Things were on the cusp of change, however. Roberts noticed that, just the year before he published, the Dutch had seized a fort of their own from the Portuguese at Elmina, in present-day Ghana. It was their route into capturing a share of the sugar trade, which Roberts thought hardly worth mentioning because the Portuguese controlled its coastal production so tightly. In this, he would largely be proved right, at least with respect to sugar made in Africa. But what he failed to foresee was the eventual English involvement in trading slaves, which just a few decades after his publishing would begin to emerge.
Roberts’s only mention of any transatlantic slave trade was when discussing the Portuguese relationship with the Kingdom of Kongo — something he seems to have known very little about. Roberts’s ignorance was understandable given the English at that stage had only traded to any great extent in the Gulf of Guinea, where the Portuguese largely bought only sugar and gold. The Portuguese policy in the Gulf was to not buy slaves there in case the demand interfered with the supply of those both working the mines further inland and carrying the gold to the coast (I expect this extended to those who worked their sugar plantations in Africa too). Indeed, Roberts’s only mention of slaves in the region was a throwaway remark about the local owners of enslaved carriers of gold being defrauded by the aforementioned brokers who traded with Dutch and English ships. Otherwise, the Portuguese monopoly on the African slave trade was so total that he seems to have assumed that they must have actually conquered Kongo, rather than buying from certain local rulers, in order to take so many tens of thousands of people overseas. It didn’t even cross his mind that the English might be able to become involved. (The only English involvement in the slave trade to that point, that I know of, was when almost 70 years earlier John Hawkins had briefly attempted to muscle in on the Portuguese trade in three raiding-and-trading voyages in the 1560s — an attempt that had been cut short by the Spanish destroying his fleet.)

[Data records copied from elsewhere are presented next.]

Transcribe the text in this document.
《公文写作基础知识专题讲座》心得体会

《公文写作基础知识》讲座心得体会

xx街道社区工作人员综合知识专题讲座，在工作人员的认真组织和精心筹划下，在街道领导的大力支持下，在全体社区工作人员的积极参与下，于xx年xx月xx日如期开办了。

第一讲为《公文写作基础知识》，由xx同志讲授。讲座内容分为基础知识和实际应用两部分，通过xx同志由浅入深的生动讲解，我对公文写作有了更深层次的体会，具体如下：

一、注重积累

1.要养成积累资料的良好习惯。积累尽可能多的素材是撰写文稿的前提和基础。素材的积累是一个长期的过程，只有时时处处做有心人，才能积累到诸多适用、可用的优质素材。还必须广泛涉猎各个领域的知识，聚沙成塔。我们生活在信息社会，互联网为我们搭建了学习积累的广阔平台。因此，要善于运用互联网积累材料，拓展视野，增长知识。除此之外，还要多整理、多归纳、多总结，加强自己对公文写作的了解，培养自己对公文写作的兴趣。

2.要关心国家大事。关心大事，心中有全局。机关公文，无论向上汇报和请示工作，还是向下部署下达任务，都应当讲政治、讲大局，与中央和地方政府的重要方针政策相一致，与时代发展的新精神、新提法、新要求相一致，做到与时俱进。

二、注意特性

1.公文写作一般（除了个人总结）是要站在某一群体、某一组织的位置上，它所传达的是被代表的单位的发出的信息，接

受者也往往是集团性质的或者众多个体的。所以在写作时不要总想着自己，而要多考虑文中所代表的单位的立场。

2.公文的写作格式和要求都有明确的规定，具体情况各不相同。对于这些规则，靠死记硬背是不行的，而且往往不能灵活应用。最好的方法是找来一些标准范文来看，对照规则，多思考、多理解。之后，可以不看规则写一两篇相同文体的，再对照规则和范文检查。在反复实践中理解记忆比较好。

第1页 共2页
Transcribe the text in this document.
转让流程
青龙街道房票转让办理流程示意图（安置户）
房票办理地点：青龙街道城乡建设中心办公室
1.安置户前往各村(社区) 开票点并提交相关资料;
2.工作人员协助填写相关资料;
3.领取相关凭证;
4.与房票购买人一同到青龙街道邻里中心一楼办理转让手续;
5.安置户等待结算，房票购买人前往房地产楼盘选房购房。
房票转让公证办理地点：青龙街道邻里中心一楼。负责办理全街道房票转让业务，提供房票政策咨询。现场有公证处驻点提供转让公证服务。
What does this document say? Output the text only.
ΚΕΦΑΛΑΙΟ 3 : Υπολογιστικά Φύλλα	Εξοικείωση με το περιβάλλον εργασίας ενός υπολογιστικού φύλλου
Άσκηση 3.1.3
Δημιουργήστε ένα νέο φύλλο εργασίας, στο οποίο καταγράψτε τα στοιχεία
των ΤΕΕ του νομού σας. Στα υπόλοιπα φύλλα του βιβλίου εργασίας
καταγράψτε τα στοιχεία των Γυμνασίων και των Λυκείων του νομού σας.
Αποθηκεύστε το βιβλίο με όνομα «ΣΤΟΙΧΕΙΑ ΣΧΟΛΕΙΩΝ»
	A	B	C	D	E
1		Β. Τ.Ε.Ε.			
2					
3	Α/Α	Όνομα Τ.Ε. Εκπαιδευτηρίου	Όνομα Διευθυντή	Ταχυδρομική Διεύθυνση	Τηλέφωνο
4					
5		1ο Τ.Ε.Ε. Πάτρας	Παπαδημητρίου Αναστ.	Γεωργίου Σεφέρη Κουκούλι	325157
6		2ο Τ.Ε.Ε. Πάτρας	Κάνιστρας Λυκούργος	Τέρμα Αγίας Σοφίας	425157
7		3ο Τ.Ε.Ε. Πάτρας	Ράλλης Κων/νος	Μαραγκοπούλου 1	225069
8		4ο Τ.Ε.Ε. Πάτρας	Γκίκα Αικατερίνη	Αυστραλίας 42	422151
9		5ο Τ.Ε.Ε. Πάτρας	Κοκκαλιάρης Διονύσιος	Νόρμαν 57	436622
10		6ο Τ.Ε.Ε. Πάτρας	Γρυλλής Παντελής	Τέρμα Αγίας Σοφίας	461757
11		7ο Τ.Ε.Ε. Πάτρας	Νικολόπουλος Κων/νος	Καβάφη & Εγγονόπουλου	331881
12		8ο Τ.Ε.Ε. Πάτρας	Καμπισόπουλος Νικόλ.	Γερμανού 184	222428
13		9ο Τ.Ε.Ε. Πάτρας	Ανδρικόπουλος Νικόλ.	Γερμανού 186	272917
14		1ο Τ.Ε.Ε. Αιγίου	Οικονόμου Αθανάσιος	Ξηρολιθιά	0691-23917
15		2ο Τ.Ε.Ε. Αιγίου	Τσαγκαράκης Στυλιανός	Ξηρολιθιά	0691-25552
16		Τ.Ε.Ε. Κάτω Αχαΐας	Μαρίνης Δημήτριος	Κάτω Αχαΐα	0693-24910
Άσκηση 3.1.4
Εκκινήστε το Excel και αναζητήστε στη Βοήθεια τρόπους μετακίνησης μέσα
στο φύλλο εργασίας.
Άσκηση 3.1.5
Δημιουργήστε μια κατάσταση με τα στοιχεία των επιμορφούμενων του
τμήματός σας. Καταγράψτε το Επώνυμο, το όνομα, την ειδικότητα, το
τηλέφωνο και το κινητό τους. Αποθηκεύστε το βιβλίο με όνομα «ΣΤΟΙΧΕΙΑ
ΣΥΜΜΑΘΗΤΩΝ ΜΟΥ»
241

So the Atlantic trades that would become so famous, and infamous, were in 1638 still to come. Other than the cod of Newfoundland’s coast, which was fished almost as an extension of England’s, the English received the goods of the Americas by buying them indirectly in Portugal and Spain. Its older Atlantic imports, of Moroccan sugar and Guinean gold, were otherwise apparently in decline. As for England’s far more important Asian and European trades, which feature so much more prominently in Roberts’s work, those will have to be for another time.